If the target folder already contains a desktop.ini file, you can adapt CustomizeFolder.vbs so that it opens (rather than creates) this file and adds the .ShellClassInfo section. To adapt the script, replace the line

Set f = fso.CreateTextFile _
(folderName & "desktop.ini")

with

Set f = fso.OpenTextFile _
(folderName & "desktop.ini")

With the desktop.ini file open, the script can append the .ShellClassInfo section to the end of the file. (In Windows .ini files, a section's ordinal position isn't important.)

CustomizeFolder.vbs doesn't work on XP machines.
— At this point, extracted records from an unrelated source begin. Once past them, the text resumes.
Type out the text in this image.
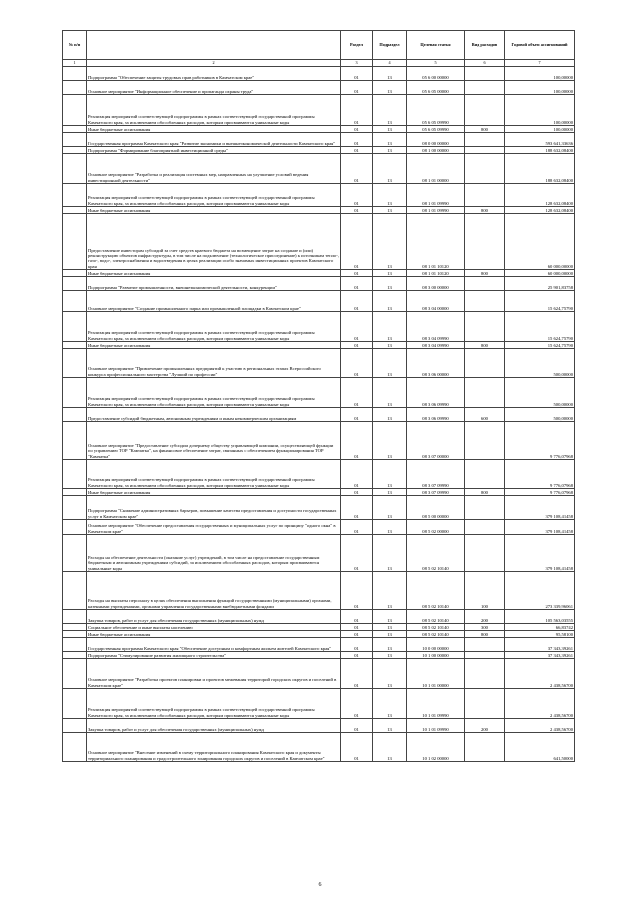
№ п/п		Раздел	Подраздел	Целевая статья	Вид расходов	Годовой объем ассигнований
1	2	3	4	5	6	7
	Подпрограмма "Обеспечение защиты трудовых прав работников в Камчатском крае"	01	13	05 6 00 00000		100,00000
	Основное мероприятие "Информационное обеспечение и пропаганда охраны труда"	01	13	05 6 05 00000		100,00000
	Реализация мероприятий соответствующей подпрограммы в рамках соответствующей государственной программы Камчатского края, за исключением обособленных расходов, которым присваиваются уникальные коды	01	13	05 6 05 09990		100,00000
	Иные бюджетные ассигнования	01	13	05 6 05 09990	800	100,00000
	Государственная программа Камчатского края "Развитие экономики и внешнеэкономической деятельности Камчатского края"	01	13	08 0 00 00000		593 641,33636
	Подпрограмма "Формирование благоприятной инвестиционной среды"	01	13	08 1 00 00000		188 632,08400
	Основное мероприятие "Разработка и реализация системных мер, направленных на улучшение условий ведения инвестиционной деятельности"	01	13	08 1 01 00000		188 632,08400
	Реализация мероприятий соответствующей подпрограммы в рамках соответствующей государственной программы Камчатского края, за исключением обособленных расходов, которым присваиваются уникальные коды	01	13	08 1 01 09990		128 632,08400
	Иные бюджетные ассигнования	01	13	08 1 01 09990	800	128 632,08400
	Предоставление инвесторам субсидий за счет средств краевого бюджета на возмещение затрат на создание и (или) реконструкцию объектов инфраструктуры, в том числе на подключение (технологическое присоединение) к источникам тепло-, газо-, водо-, электроснабжения и водоотведения в целях реализации особо значимых инвестиционных проектов Камчатского края	01	13	08 1 01 10120		60 000,00000
	Иные бюджетные ассигнования	01	13	08 1 01 10120	800	60 000,00000
	Подпрограмма "Развитие промышленности, внешнеэкономической деятельности, конкуренции"	01	13	08 3 00 00000		25 901,83758
	Основное мероприятие "Создание промышленного парка или промышленной площадки в Камчатском крае"	01	13	08 3 04 00000		15 624,75790
	Реализация мероприятий соответствующей подпрограммы в рамках соответствующей государственной программы Камчатского края, за исключением обособленных расходов, которым присваиваются уникальные коды	01	13	08 3 04 09990		15 624,75790
	Иные бюджетные ассигнования	01	13	08 3 04 09990	800	15 624,75790
	Основное мероприятие "Привлечение промышленных предприятий к участию в региональных этапах Всероссийского конкурса профессионального мастерства "Лучший по профессии"	01	13	08 3 06 00000		500,00000
	Реализация мероприятий соответствующей подпрограммы в рамках соответствующей государственной программы Камчатского края, за исключением обособленных расходов, которым присваиваются уникальные коды	01	13	08 3 06 09990		500,00000
	Предоставление субсидий бюджетным, автономным учреждениям и иным некоммерческим организациям	01	13	08 3 06 09990	600	500,00000
	Основное мероприятие "Предоставление субсидии дочернему обществу управляющей компании, осуществляющей функции по управлению ТОР "Камчатка", на финансовое обеспечение затрат, связанных с обеспечением функционирования ТОР "Камчатка"	01	13	08 3 07 00000		9 776,07968
	Реализация мероприятий соответствующей подпрограммы в рамках соответствующей государственной программы Камчатского края, за исключением обособленных расходов, которым присваиваются уникальные коды	01	13	08 3 07 09990		9 776,07968
	Иные бюджетные ассигнования	01	13	08 3 07 09990	800	9 776,07968
	Подпрограмма "Снижение административных барьеров, повышение качества предоставления и доступности государственных услуг в Камчатском крае"	01	13	08 5 00 00000		379 108,41458
	Основное мероприятие "Обеспечение предоставления государственных и муниципальных услуг по принципу "одного окна" в Камчатском крае"	01	13	08 5 02 00000		379 108,41458
	Расходы на обеспечение деятельности (оказание услуг) учреждений, в том числе на предоставление государственным бюджетным и автономным учреждениям субсидий, за исключением обособленных расходов, которым присваиваются уникальные коды	01	13	08 5 02 10140		379 108,41458
	Расходы на выплаты персоналу в целях обеспечения выполнения функций государственными (муниципальными) органами, казенными учреждениями, органами управления государственными внебюджетными фондами	01	13	08 5 02 10140	100	273 339,96061
	Закупка товаров, работ и услуг для обеспечения государственных (муниципальных) нужд	01	13	08 5 02 10140	200	105 563,03555
	Социальное обеспечение и иные выплаты населению	01	13	08 5 02 10140	300	66,83742
	Иные бюджетные ассигнования	01	13	08 5 02 10140	800	95,58100
	Государственная программа Камчатского края "Обеспечение доступным и комфортным жильем жителей Камчатского края"	01	13	10 0 00 00000		37 343,39261
	Подпрограмма "Стимулирование развития жилищного строительства"	01	13	10 1 00 00000		37 343,39261
	Основное мероприятие "Разработка проектов планировки и проектов межевания территорий городских округов и поселений в Камчатском крае"	01	13	10 1 01 00000		2 438,56700
	Реализация мероприятий соответствующей подпрограммы в рамках соответствующей государственной программы Камчатского края, за исключением обособленных расходов, которым присваиваются уникальные коды	01	13	10 1 01 09990		2 438,56700
	Закупка товаров, работ и услуг для обеспечения государственных (муниципальных) нужд	01	13	10 1 01 09990	200	2 438,56700
	Основное мероприятие "Внесение изменений в схему территориального планирования Камчатского края и документы территориального планирования и градостроительного зонирования городских округов и поселений в Камчатском крае"	01	13	10 1 02 00000		641,50000
6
As I explained earlier, in XP, you check the desktop.ini file's System check box rather than the folder's Read-only check box to mark desktop.ini as a system file. Although you can't use this script, you can use XP's system-provided dialog box to interactively customize a folder's icon and description.

A Reprieve from the Same Yellow Folders
Quickly locating a particular folder among a flood of yellow folders can be difficult. Creating or adapting a folder's desktop.ini file gives you a way to customize that folder's icon and description, saving you time and frustration when you need to find the folder.